Tuesday, May 22, 2007

Surgery's not for me

I had the opportunity to shadow a Cardiothoracic Surgeon yesterday and today. I really enjoyed clinic, but got pretty queasy during surgery. I am sure the next time I get to see it I will be much better, but I don't think I am interested in surgery as a specialty. Before this morning, I thought it was definitely and interest of mine. The faces in that room were not exactly pleasant. They didn't look happy. They didn't even appear to be enjoying being there. Hum. There is something wrong with that. The doc I was shadowing was the only one that seemed to be enjoying herself, and she was not exactly happy elsewhere. I liked her. I enjoyed my time shadowing her. She hated clinic. I liked it.

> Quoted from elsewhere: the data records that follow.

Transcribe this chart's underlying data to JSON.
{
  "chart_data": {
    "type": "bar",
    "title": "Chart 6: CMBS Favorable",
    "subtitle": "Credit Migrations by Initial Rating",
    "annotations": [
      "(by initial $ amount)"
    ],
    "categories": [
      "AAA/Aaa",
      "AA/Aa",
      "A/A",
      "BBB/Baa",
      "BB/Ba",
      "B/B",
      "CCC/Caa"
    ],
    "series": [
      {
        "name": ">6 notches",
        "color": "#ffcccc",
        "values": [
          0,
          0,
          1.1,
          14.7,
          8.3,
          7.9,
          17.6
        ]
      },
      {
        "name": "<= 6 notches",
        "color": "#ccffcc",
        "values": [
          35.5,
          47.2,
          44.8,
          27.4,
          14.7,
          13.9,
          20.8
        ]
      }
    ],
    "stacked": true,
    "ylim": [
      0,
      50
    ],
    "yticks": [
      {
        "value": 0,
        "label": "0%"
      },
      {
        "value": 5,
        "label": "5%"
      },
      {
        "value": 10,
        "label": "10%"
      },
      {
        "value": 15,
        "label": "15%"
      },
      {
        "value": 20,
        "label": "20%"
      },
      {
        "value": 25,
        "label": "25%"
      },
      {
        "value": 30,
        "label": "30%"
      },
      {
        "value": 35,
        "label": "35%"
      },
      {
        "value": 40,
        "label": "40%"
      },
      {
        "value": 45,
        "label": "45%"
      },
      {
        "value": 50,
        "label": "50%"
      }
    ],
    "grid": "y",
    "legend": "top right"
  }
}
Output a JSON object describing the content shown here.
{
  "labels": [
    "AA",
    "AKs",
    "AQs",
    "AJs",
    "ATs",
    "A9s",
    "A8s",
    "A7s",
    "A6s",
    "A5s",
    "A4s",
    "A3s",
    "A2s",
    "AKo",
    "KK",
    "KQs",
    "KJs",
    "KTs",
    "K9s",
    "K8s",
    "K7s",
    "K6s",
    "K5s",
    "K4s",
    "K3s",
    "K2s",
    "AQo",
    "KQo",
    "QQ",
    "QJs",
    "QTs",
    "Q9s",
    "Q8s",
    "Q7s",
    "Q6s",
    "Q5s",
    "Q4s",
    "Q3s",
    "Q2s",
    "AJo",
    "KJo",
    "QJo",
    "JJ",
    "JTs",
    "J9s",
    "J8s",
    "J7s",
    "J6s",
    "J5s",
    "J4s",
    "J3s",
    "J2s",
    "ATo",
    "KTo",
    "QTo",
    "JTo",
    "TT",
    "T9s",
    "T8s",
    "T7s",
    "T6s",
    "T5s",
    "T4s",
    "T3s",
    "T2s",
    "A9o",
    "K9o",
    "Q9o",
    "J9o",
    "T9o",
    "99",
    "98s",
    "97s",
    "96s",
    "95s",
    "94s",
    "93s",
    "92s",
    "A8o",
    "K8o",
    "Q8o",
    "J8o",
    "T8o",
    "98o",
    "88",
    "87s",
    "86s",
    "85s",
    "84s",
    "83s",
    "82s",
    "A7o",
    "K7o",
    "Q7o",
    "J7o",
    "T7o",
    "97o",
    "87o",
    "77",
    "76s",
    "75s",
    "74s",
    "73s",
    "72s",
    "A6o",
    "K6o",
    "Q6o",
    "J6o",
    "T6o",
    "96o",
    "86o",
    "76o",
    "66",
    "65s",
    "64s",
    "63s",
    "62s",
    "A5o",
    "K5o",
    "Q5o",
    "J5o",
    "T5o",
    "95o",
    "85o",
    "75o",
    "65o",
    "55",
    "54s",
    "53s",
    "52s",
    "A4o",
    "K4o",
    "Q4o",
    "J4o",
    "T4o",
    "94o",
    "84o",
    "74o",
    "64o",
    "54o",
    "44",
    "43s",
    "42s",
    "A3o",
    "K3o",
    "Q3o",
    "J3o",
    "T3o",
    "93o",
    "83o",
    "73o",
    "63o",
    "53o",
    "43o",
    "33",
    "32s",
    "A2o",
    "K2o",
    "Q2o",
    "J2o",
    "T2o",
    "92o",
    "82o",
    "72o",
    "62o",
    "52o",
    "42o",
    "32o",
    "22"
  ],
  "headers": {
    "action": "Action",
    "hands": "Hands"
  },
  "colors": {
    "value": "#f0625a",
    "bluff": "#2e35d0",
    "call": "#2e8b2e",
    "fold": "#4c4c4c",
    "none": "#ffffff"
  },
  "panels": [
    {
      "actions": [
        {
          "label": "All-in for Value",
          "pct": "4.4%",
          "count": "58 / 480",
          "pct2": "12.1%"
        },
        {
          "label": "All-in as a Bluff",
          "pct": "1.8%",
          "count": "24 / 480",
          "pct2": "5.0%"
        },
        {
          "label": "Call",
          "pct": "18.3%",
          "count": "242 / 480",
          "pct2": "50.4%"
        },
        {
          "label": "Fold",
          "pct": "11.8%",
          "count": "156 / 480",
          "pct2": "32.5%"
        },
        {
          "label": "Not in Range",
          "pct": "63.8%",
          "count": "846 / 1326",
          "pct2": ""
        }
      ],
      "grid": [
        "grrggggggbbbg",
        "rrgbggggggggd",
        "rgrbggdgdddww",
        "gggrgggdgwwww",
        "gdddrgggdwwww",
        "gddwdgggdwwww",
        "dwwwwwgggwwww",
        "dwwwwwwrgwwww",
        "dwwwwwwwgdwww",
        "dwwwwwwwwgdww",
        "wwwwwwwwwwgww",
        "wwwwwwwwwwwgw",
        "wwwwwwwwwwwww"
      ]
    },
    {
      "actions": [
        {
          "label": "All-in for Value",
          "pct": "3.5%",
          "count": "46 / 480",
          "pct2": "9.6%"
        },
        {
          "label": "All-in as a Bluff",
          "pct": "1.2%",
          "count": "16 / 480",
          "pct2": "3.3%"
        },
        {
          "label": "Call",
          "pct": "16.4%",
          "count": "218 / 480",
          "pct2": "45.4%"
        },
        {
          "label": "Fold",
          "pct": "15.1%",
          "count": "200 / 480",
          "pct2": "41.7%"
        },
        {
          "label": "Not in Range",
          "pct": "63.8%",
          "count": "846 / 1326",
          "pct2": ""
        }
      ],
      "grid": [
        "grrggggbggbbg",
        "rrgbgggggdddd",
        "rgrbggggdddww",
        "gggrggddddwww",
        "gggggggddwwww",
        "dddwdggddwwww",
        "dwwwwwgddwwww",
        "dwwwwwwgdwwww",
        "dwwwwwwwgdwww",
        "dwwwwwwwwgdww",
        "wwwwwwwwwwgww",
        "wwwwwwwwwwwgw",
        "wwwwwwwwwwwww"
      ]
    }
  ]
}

Getting nauseated during the surgery was a bummer. I had wanted to like surgery. I didn't. Unfortunately, I didn't even find it all that interesting. Granted, I left before I could really see anything. I was watching from the observation room as a precaution. I was afraid that I may become ill and I didn't want to embarrass myself. Frankly, the nerves were the worst part. I had never witnessed anything like that before. I am glad that I took the pansy's way out by watching from in there. I got to leave when I became really uncomfortable. Anyway, I am glad that I found out now that surgery was not for me. I was really bummed though...that I wasn't enthralled with it. I thought I would be completely wide-eyed. But I wasn't. Hum. Sad.

Office-based practice here I come! :) This may upset many people. Not me. I learned something about myself. I also learned that just because you are the only female and only D.O. surgeon in the cardiothoracic division of surgery - you don't have to be a b**** to be effective or be taken seriously. She's got my respect and apparently a lot of other people's.